A Novel Multi-Robot Task Assignment Scheme Based on a Multi-Angle K-Means Clustering Algorithm and a Two-Stage Load-Balancing Strategy
Round 1
Reviewer 1 Report
A practical task assignment is one of the core problems of a multi-robot system. In this paper, a multi-robot task assignment strategy based on load balancing is proposed to effectively balance and plan out the execution cost of each robot when it has a large number of working task points. The proposed method can well solve the uneven execution cost of each robot in the task assignment process, and effectively improve the efficiency of the system in completing tasks
Author Response
Response: Thank you for your affirmation to our manuscript.
Reviewer 2 Report
The topic of the paper is Multi-robot Task Assignment.
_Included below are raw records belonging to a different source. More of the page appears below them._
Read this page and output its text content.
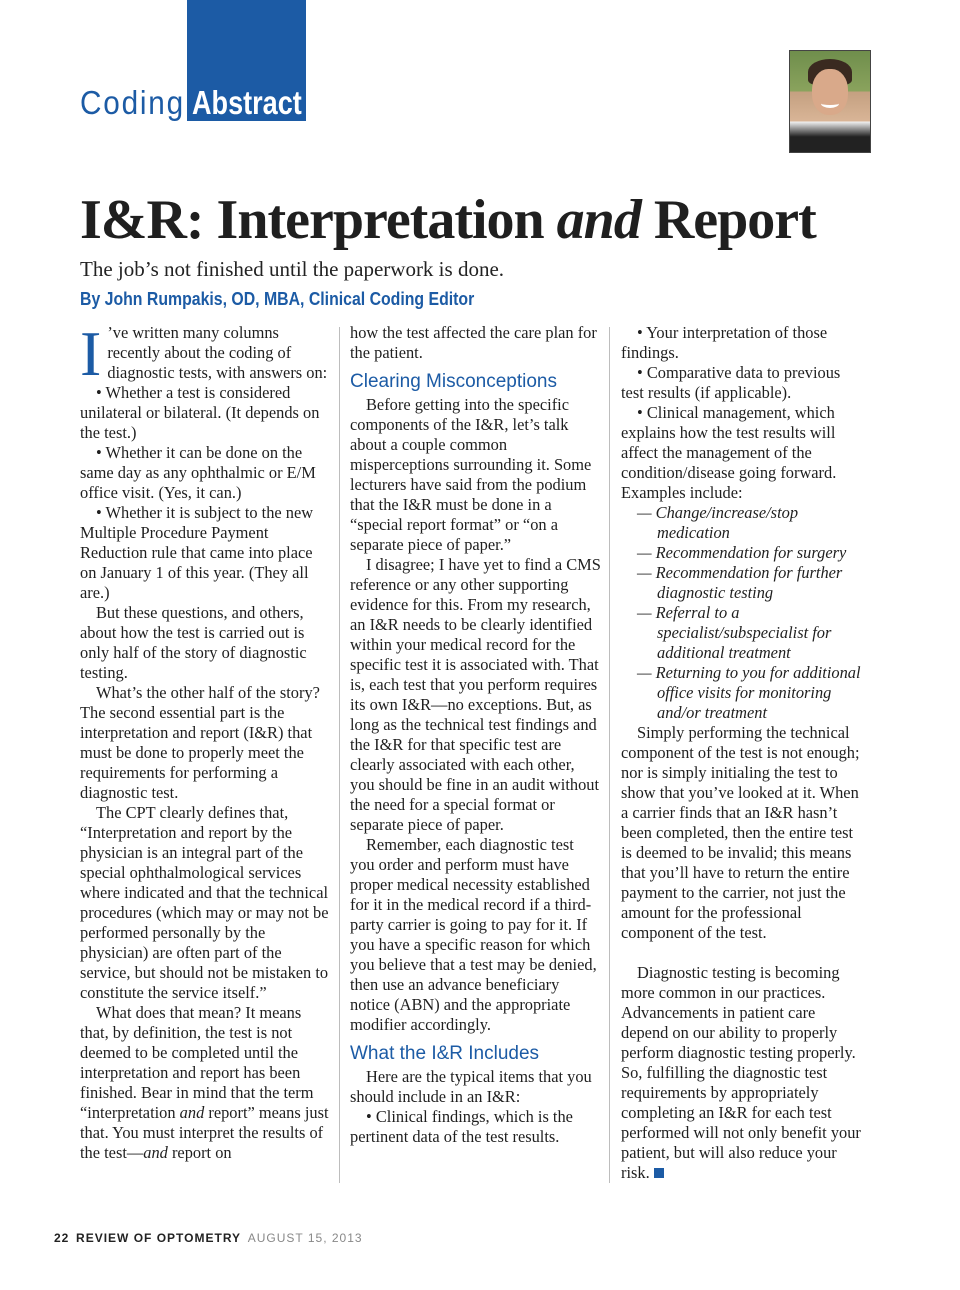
Coding Abstract
I&R: Interpretation and Report
The job’s not finished until the paperwork is done.
By John Rumpakis, OD, MBA, Clinical Coding Editor

I ’ve written many columns recently about the coding of diagnostic tests, with answers on:

• Whether a test is considered unilateral or bilateral. (It depends on the test.)

• Whether it can be done on the same day as any ophthalmic or E/M office visit. (Yes, it can.)

• Whether it is subject to the new Multiple Procedure Payment Reduction rule that came into place on January 1 of this year. (They all are.)

But these questions, and others, about how the test is carried out is only half of the story of diagnostic testing.

What’s the other half of the story? The second essential part is the interpretation and report (I&R) that must be done to properly meet the requirements for performing a diagnostic test.

The CPT clearly defines that, “Interpretation and report by the physician is an integral part of the special ophthalmological services where indicated and that the technical procedures (which may or may not be performed personally by the physician) are often part of the service, but should not be mistaken to constitute the service itself.”

What does that mean? It means that, by definition, the test is not deemed to be completed until the interpretation and report has been finished. Bear in mind that the term “interpretation and report” means just that. You must interpret the results of the test—and report on

how the test affected the care plan for the patient.

Clearing Misconceptions

Before getting into the specific components of the I&R, let’s talk about a couple common misperceptions surrounding it. Some lecturers have said from the podium that the I&R must be done in a “special report format” or “on a separate piece of paper.”

I disagree; I have yet to find a CMS reference or any other supporting evidence for this. From my research, an I&R needs to be clearly identified within your medical record for the specific test it is associated with. That is, each test that you perform requires its own I&R—no exceptions. But, as long as the technical test findings and the I&R for that specific test are clearly associated with each other, you should be fine in an audit without the need for a special format or separate piece of paper.

Remember, each diagnostic test you order and perform must have proper medical necessity established for it in the medical record if a third-party carrier is going to pay for it. If you have a specific reason for which you believe that a test may be denied, then use an advance beneficiary notice (ABN) and the appropriate modifier accordingly.

What the I&R Includes

Here are the typical items that you should include in an I&R:

• Clinical findings, which is the pertinent data of the test results.

• Your interpretation of those findings.

• Comparative data to previous test results (if applicable).

• Clinical management, which explains how the test results will affect the management of the condition/disease going forward. Examples include:

— Change/increase/stop medication

— Recommendation for surgery

— Recommendation for further diagnostic testing

— Referral to a specialist/subspecialist for additional treatment

— Returning to you for additional office visits for monitoring and/or treatment

Simply performing the technical component of the test is not enough; nor is simply initialing the test to show that you’ve looked at it. When a carrier finds that an I&R hasn’t been completed, then the entire test is deemed to be invalid; this means that you’ll have to return the entire payment to the carrier, not just the amount for the professional component of the test.

Diagnostic testing is becoming more common in our practices. Advancements in patient care depend on our ability to properly perform diagnostic testing properly. So, fulfilling the diagnostic test requirements by appropriately completing an I&R for each test performed will not only benefit your patient, but will also reduce your risk.

22 REVIEW OF OPTOMETRY AUGUST 15, 2013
The task on which the authors demonstrated their system is based on the processing of a series of tasks in space by a group of robots. This task is similar to the Travelling Salesman Problem (TSP), with the addition that at each node the robots have to perform some work (product storage and selection). The authors combine several known and original methods. They use a modified K-Means algorithm to partition the task points to clusters, then the original algorithm for adjusting, and then a genetic algorithm is used to solve the route-finding problem for each robot.
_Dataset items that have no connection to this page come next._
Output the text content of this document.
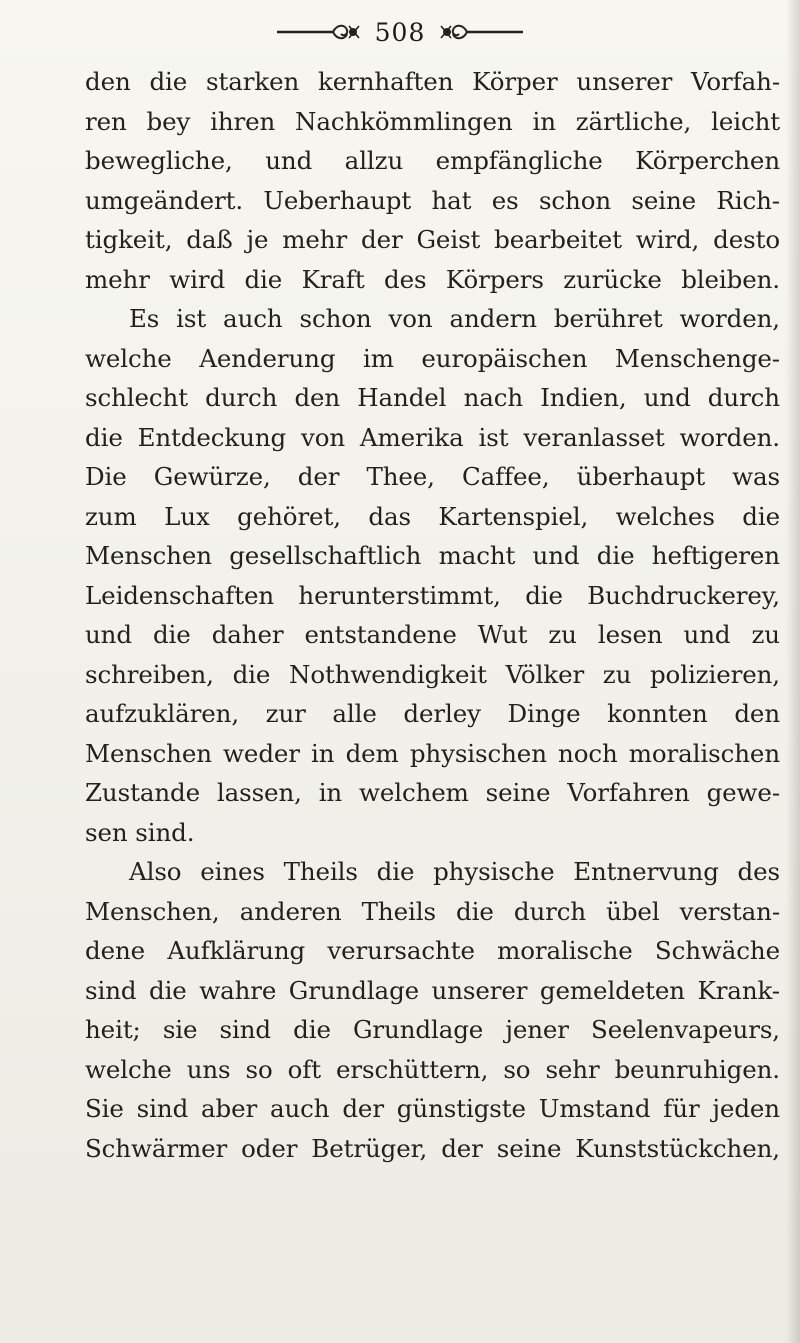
508
den die starken kernhaften Körper unserer Vorfah-
ren bey ihren Nachkömmlingen in zärtliche, leicht
bewegliche, und allzu empfängliche Körperchen
umgeändert. Ueberhaupt hat es schon seine Rich-
tigkeit, daß je mehr der Geist bearbeitet wird, desto
mehr wird die Kraft des Körpers zurücke bleiben.
Es ist auch schon von andern berühret worden,
welche Aenderung im europäischen Menschenge-
schlecht durch den Handel nach Indien, und durch
die Entdeckung von Amerika ist veranlasset worden.
Die Gewürze, der Thee, Caffee, überhaupt was
zum Lux gehöret, das Kartenspiel, welches die
Menschen gesellschaftlich macht und die heftigeren
Leidenschaften herunterstimmt, die Buchdruckerey,
und die daher entstandene Wut zu lesen und zu
schreiben, die Nothwendigkeit Völker zu polizieren,
aufzuklären, zur alle derley Dinge konnten den
Menschen weder in dem physischen noch moralischen
Zustande lassen, in welchem seine Vorfahren gewe-
sen sind.
Also eines Theils die physische Entnervung des
Menschen, anderen Theils die durch übel verstan-
dene Aufklärung verursachte moralische Schwäche
sind die wahre Grundlage unserer gemeldeten Krank-
heit; sie sind die Grundlage jener Seelenvapeurs,
welche uns so oft erschüttern, so sehr beunruhigen.
Sie sind aber auch der günstigste Umstand für jeden
Schwärmer oder Betrüger, der seine Kunststückchen,
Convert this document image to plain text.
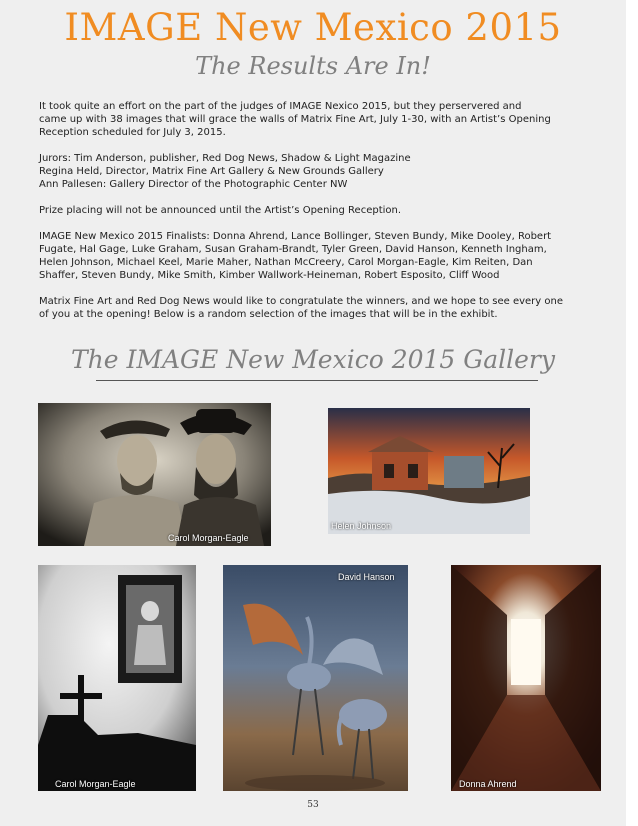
IMAGE New Mexico 2015
The Results Are In!
It took quite an effort on the part of the judges of IMAGE Nexico 2015, but they perservered and
came up with 38 images that will grace the walls of Matrix Fine Art, July 1-30, with an Artist’s Opening
Reception scheduled for July 3, 2015.
Jurors: Tim Anderson, publisher, Red Dog News, Shadow & Light Magazine
Regina Held, Director, Matrix Fine Art Gallery & New Grounds Gallery
Ann Pallesen: Gallery Director of the Photographic Center NW
Prize placing will not be announced until the Artist’s Opening Reception.
IMAGE New Mexico 2015 Finalists: Donna Ahrend, Lance Bollinger, Steven Bundy, Mike Dooley, Robert
Fugate, Hal Gage, Luke Graham, Susan Graham-Brandt, Tyler Green, David Hanson, Kenneth Ingham,
Helen Johnson, Michael Keel, Marie Maher, Nathan McCreery, Carol Morgan-Eagle, Kim Reiten, Dan
Shaffer, Steven Bundy, Mike Smith, Kimber Wallwork-Heineman, Robert Esposito, Cliff Wood
Matrix Fine Art and Red Dog News would like to congratulate the winners, and we hope to see every one
of you at the opening! Below is a random selection of the images that will be in the exhibit.
The IMAGE New Mexico 2015 Gallery
Carol Morgan-Eagle
Helen Johnson
Carol Morgan-Eagle
David Hanson
Donna Ahrend
53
I have the following criticisms of the text:
In my opinion, the mathematical model has shortcomings, some of which I mention below
- Formally, for relation (2) I have an idea what the authors want to express, but I believe that it is not expressed correctly in this way
- The storage and retrieval model described from line 164 onwards is not well argued and it is not clear why it is developed in this way. Moreover, it is not clear to me how this can affect the system described
- Relations (14) and (18) use indices that I don't understand very well. In my opinion, the indices on the left side of the equation and in the numerator should be the same, and in the denominator a different index is used for the sum
- They denote the robot, and the robot is defined by route (150), which I don't think is very appropriate. Moreover, the symbol R is used again as points at some distance from the centre (346)
I would also like to state my other objections:
Many approaches are used to solve TSP, not only genetic algorithms (GA). Therefore, this could have been mentioned in the text, since to my knowledge GAs do not always guarantee the best results
On line 281 it states that the result is the optimal solution after using adjustment strategies. But I am not completely convinced by the text that solving such an output is guaranteed to be optimal.
The evaluation of the results is weaker. The evaluation method uses the classic K-means to demonstrate that the version of this algorithm used improves the results slightly, on the order of tenths of a percent. It is further shown that the support phase solutions achieved by the looping algorithm used further improve. However, it would be appropriate and desirable for the authors to indicate how their solution holds up against the current best approaches for solving the problem.
The text needs to be checked especially in the parts that use the formal approach and recheck at least what I have stated above. A better argument for using the stated approach to advance the current state of knowledge on how to solve multirobot problems would greatly improve the usefulness of this text.
Author Response
Thank you for your comments concerning our manuscript entitled “A novel multi-robot task assignment scheme based on a multi-angle K-means clustering algorithm and a two-stage load-balancing strategy” (ID: electronics-2573191). Those comments are all valuable and very helpful for revising and improving our paper, as well as the important guiding significance to our researches. We have studied comments carefully and have made corrections which we hope meet with approval. I have revised the manuscript in a revised state, and the changes are shown in the manuscript. We have added new fund information, which has been shaded in yellow in the manuscript.
We highlighted the changes to my manuscript within the document by using shaded text (yellow) in the manuscript and blue text in the response comment.
Author Response File: Author Response.pdf
Reviewer 3 Report
The problem is well stated and motivated. The proposed solution is clear and well explained.
The manuscript has a clear and comphrensive literature review.
The paper has a sufficient amount of recent references.
The proposed algorithms are well presented, are clear and organized.
Comments for improving the text:
Page 10, line 371: In section 4, I suggest that authors use the term "simulation tests and analysis" rather than "experiments and analysis". The title gives the impression that experimental tests will be presented when in fact they are just numerical simulations. I also suggest authors to specify the value of the sample time used in simulation tests.
Author Response
Response: Thank you for your affirmation to our manuscript.
Comments for improving the text: Page 10, line 371: In section 4, I suggest that authors use the term "simulation tests and analysis" rather than "experiments and analysis". The title gives the impression that experimental tests will be presented when in fact they are just numerical simulations.
Response: Thanks for reviewer’s valuable review. We have changed the title of section 4. Thank you for your detailed comment.